Geçen gün ekonomik konuların mütalaa edildiği bir televizyonda konuşmacı dedi ki: "Reform kelimesinin yerine yeni bir kelime bulmak lazım zira içi boşaltıldı." Demek ki o devirde de bazı kelimelerin içi boşaltılmıştı.

On yedinci asırda iç ve dış dinamikler devletin değişim ve dönüşüm sürecine girmesine etki etti ve hatta bunu zaruri kıldı. Miri araziler "iltizam" usulüyle "malikane" olarak verilmeye başlandı. Böylece klasik feodal yapılarda görülen "derebeylik sistemi" Osmanlı Devleti'nde düzene dahil oldu. Bu dönem "Âyanlar Dönemi" olarak kayıtlandı.

Osmanlı İmparatorluğu bir tarım ülkesiydi. Bazı sıradan tarihçiler hayalî bir düzenden bahsederler. Ne var ki İmparatorluklarda sorunlar yumak halindedir ve çözüm üretmek hayli zordur. Sabah doğan güneş her ne kadar gülücük dağıtsa da reayaya saadet bahşedemedi.

"Âyanlar Devri" öyle bir devirdi ki Rusçuk Âyanı Alemdar Mustafa Paşa, ordusuyla İstanbul'a geldi; 2. Mahmut'u tahta geçirdi ve Sadrazam ünvanıyla devletin başına geçti.

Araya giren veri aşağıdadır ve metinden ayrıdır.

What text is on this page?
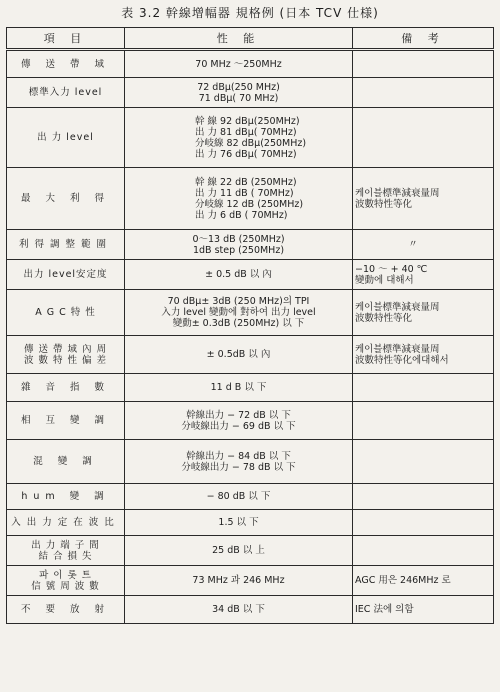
表 3.2 幹線增幅器 規格例 (日本 TCV 仕様)
項 目	性 能	備 考

傳 送 帶 域	70 MHz ～250MHz	

標準入力 level	72 dBμ(250 MHz)
71 dBμ( 70 MHz)	

出 力 level	幹 線 92 dBμ(250MHz)
出 力 81 dBμ( 70MHz)
分岐線 82 dBμ(250MHz)
出 力 76 dBμ( 70MHz)	

最 大 利 得	幹 線 22 dB (250MHz)
出 力 11 dB ( 70MHz)
分岐線 12 dB (250MHz)
出 力 6 dB ( 70MHz)	케이블標準減衰量周
波數特性等化

利得調整範圍	0～13 dB (250MHz)
1dB step (250MHz)	〃

出力 level安定度	± 0.5 dB 以 內	−10 ～ + 40 ℃
變動에 대해서

A G C 特 性	70 dBμ± 3dB (250 MHz)의 TPI
入力 level 變動에 對하여 出力 level
變動± 0.3dB (250MHz) 以 下	케이블標準減衰量周
波數特性等化

傳 送 帶 域 內 周
波 數 特 性 偏 差	± 0.5dB 以 內	케이블標準減衰量周
波數特性等化에대해서

雜 音 指 數	11 d B 以 下	

相 互 變 調	幹線出力 − 72 dB 以 下
分岐線出力 − 69 dB 以 下	

混 變 調	幹線出力 − 84 dB 以 下
分岐線出力 − 78 dB 以 下	

hum 變 調	− 80 dB 以 下	

入出力定在波比	1.5 以 下	

出 力 端 子 間
結 合 損 失	25 dB 以 上	

파 이 롯 트
信 號 周 波 數	73 MHz 과 246 MHz	AGC 用은 246MHz 로

不 要 放 射	34 dB 以 下	IEC 法에 의함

Süleyman Ağa ( ? - 1818) bölge âyanı olarak egemen olduğu yerlerde muvaffak oldu, başarı gösterdi, Gürcistan, Kafkasya ve Kırım'a kadar hakimiyet kurdu. Kale muhafızlığında, huzurun temininde, isyanların bastırılmasında, asayiş ve düzenin sağlanmasında, muhafazasında ve savaşlarda üstün gayretiyle muvaffakiyet kazandı. Bu başarı ve muvaffakiyet neticede vezaret rütbesiyle beraber paşa kimliğine kavuşmasını sağladı ve Trabzon valisi olarak tayin edildi. (1812)

Orta ve Doğu Karadeniz bölgesine hakim olan Canikli ailesinin gücünü kırdı, hakimiyetine son verdi ve idareyi tamamen eline aldı.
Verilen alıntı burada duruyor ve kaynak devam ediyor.